Though their songbooks include material from the 18th to the 21st century, the songs draw their compositional inspiration from shape-note music’s countercultural roots. The songs abound in parallel fourths, fifths and octaves — intervals considered dissonant by the rules of counterpoint, which prevailed in the 18th century. Canonic elements and discordant suspensions add to the gritty, unvarnished sound of the shape-note song.
Often, the message of the music furthers the cultural divide between the Sacred Harp tradition and the modern age — the singers described much of their music as “dire” or “discordant.” The lyrics are often drawn from 18th-century hymn-writers such as Isaac Watts. Calvinist themes of God’s imminent wrath and the constant risk of being smitten seem uniquely pertinent after singing with a Sacred Harp group. Still, the members of Charlottesville’s group don’t uniformly share the religious views found in the words of their songs. Rather, members said they feel the experience of singing has greater meaning than the words they sing.
“I always felt it was a very spiritual thing but never in a theological sense,” Alexander said. “The feeling of it, the rawness and the beat always felt very spiritual.”
Other group members agreed.
“My parents are atheist,” member Bev Yaeger said. “I grew up an atheist, but I find that this shape-note singing is very spiritual to me because you can only do it together. Breathing together, doing something you can’t do as individuals is very spiritual to me.”

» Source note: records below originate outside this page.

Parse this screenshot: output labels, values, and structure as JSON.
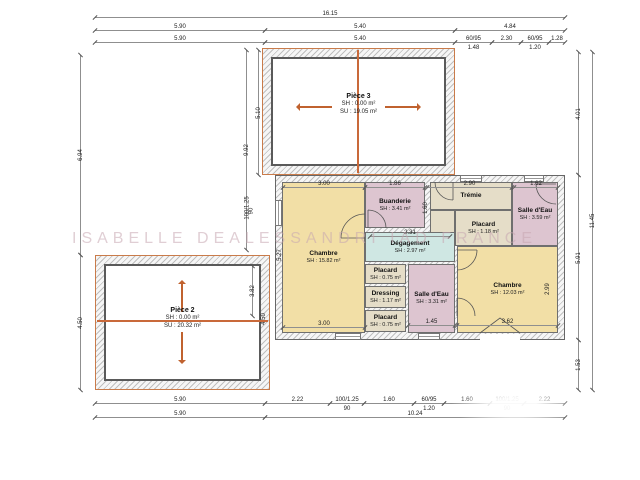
{
  "watermark": {
    "text": "ISABELLE DEALESSANDRI IAD FRANCE"
  },
  "colors": {
    "accent_orange": "#c0622f",
    "room_yellow": "#f2dfa6",
    "room_pink": "#ddc5d0",
    "room_beige": "#e5ddc8",
    "room_cyan": "#cfe7e3",
    "wall_hatch": "#bfbfbf",
    "watermark_pink": "#c6a6b0"
  },
  "dims": {
    "top_total": "16.15",
    "top2": [
      "5.90",
      "5.40",
      "4.84"
    ],
    "top3": [
      "5.90",
      "5.40",
      "60/95",
      "2.30",
      "60/95",
      "1.28"
    ],
    "top3_subs": [
      "1.48",
      "1.20"
    ],
    "bottom1": [
      "5.90",
      "2.22",
      "100/1.25",
      "1.60",
      "60/95",
      "1.60",
      "100/1.25",
      "2.22"
    ],
    "bottom1_subs": [
      "90",
      "1.20",
      "90"
    ],
    "bottom2": [
      "5.90",
      "10.24"
    ],
    "left": [
      "6.94",
      "4.50"
    ],
    "right_inner": [
      "4.01",
      "5.91",
      "1.53"
    ],
    "right_outer": "11.45",
    "aux_left": [
      "5.10",
      "9.92",
      "100/1.25",
      "90"
    ],
    "inner_top": [
      "3.00",
      "1.86",
      "2.90",
      "1.62"
    ],
    "inner_bottom": [
      "3.00",
      "1.45",
      "3.62"
    ],
    "inner_misc": {
      "chambre_left_h": "5.27",
      "buanderie_tremie": "1.60",
      "chambre_right_h": "2.99",
      "piece2_h": "3.82",
      "piece2_wall": "4.50",
      "degagement_w": "2.31"
    }
  },
  "rooms": {
    "piece3": {
      "name": "Pièce 3",
      "sh": "SH : 0.00 m²",
      "su": "SU : 19.05 m²"
    },
    "piece2": {
      "name": "Pièce 2",
      "sh": "SH : 0.00 m²",
      "su": "SU : 20.32 m²"
    },
    "chambre_left": {
      "name": "Chambre",
      "sh": "SH : 15.82 m²"
    },
    "buanderie": {
      "name": "Buanderie",
      "sh": "SH : 3.41 m²"
    },
    "tremie": {
      "name": "Trémie"
    },
    "placard_tremie": {
      "name": "Placard",
      "sh": "SH : 1.18 m²"
    },
    "salle_eau_top": {
      "name": "Salle d'Eau",
      "sh": "SH : 3.59 m²"
    },
    "degagement": {
      "name": "Dégagement",
      "sh": "SH : 2.97 m²"
    },
    "placard_top": {
      "name": "Placard",
      "sh": "SH : 0.75 m²"
    },
    "dressing": {
      "name": "Dressing",
      "sh": "SH : 1.17 m²"
    },
    "placard_bottom": {
      "name": "Placard",
      "sh": "SH : 0.75 m²"
    },
    "salle_eau_bottom": {
      "name": "Salle d'Eau",
      "sh": "SH : 3.31 m²"
    },
    "chambre_right": {
      "name": "Chambre",
      "sh": "SH : 12.03 m²"
    }
  }
}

The group seemed confident the next generation would inherit this unique shape note experience.
“Urban, hip, northeast young people are flocking to this,” Alexander said. “[They] have picked this up and mastered it really quickly.”
Though shape-note music draws inspiration from its roots, it is nevertheless an evolving tradition. At all-day sings like Charlottesville’s, composers bring brand new shape-note hymns to be sung. The community is receptive to new hymns and, if they are fancied enough, these songs might even be integrated into the next Sacred Harp songbook.

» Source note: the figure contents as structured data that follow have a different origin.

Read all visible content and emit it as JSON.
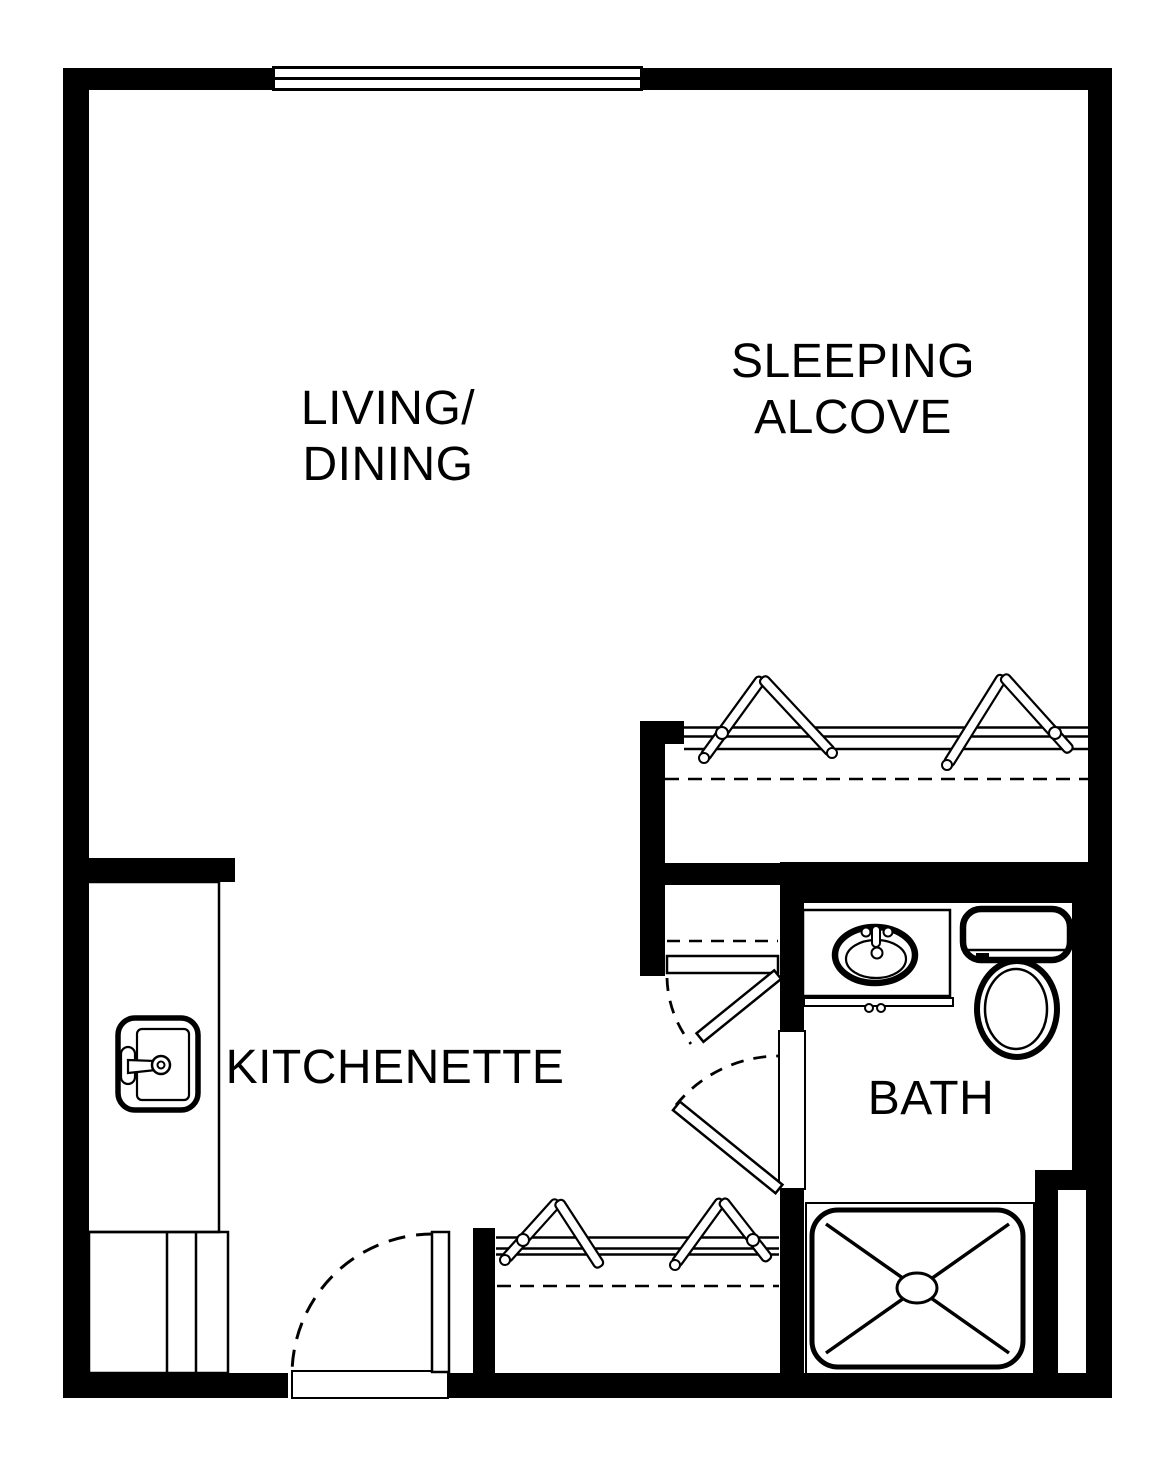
{
  "palette": {
    "line": "#000000",
    "background": "#ffffff"
  },
  "rooms": {
    "living_dining": {
      "line1": "LIVING/",
      "line2": "DINING"
    },
    "sleeping_alcove": {
      "line1": "SLEEPING",
      "line2": "ALCOVE"
    },
    "kitchenette": {
      "label": "KITCHENETTE"
    },
    "bath": {
      "label": "BATH"
    }
  },
  "fixtures": {
    "window": "window-icon",
    "kitchen_sink": "kitchen-sink-icon",
    "bathroom_sink": "bathroom-sink-icon",
    "toilet": "toilet-icon",
    "shower": "shower-icon",
    "entry_door": "entry-door-swing",
    "hall_door": "hall-door-swing",
    "bath_door": "bath-door-swing",
    "closet_hanger": "clothes-hanger-icon",
    "closet_rod": "closet-rod",
    "closet_shelf_dashed": "closet-shelf-outline"
  }
}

This is how the shape note tradition has developed and will develop, Alexander explained.
“There are now probably ten or twelve books currently being sung from, and there are hundreds that have come and gone,” he said.
Whether the experience of singing with a shape-note chorus is religious or spiritual, it is certainly a powerful one. In shape-note singing, music is neither exclusively consumed nor produced, but participants are engaged in a manner replicated in few other traditions available to the millennial generation. Though the experience evokes the past, it also promotes a sense of present action and community often discouraged by popular methods of media consumption. This folk tradition has outlived its religious roots and fulfills a unique role in the American culture as a bond between generations.
Correction: An earlier version of this article stated John Alexander was the group's leader. Alexander is a member of the ensemble.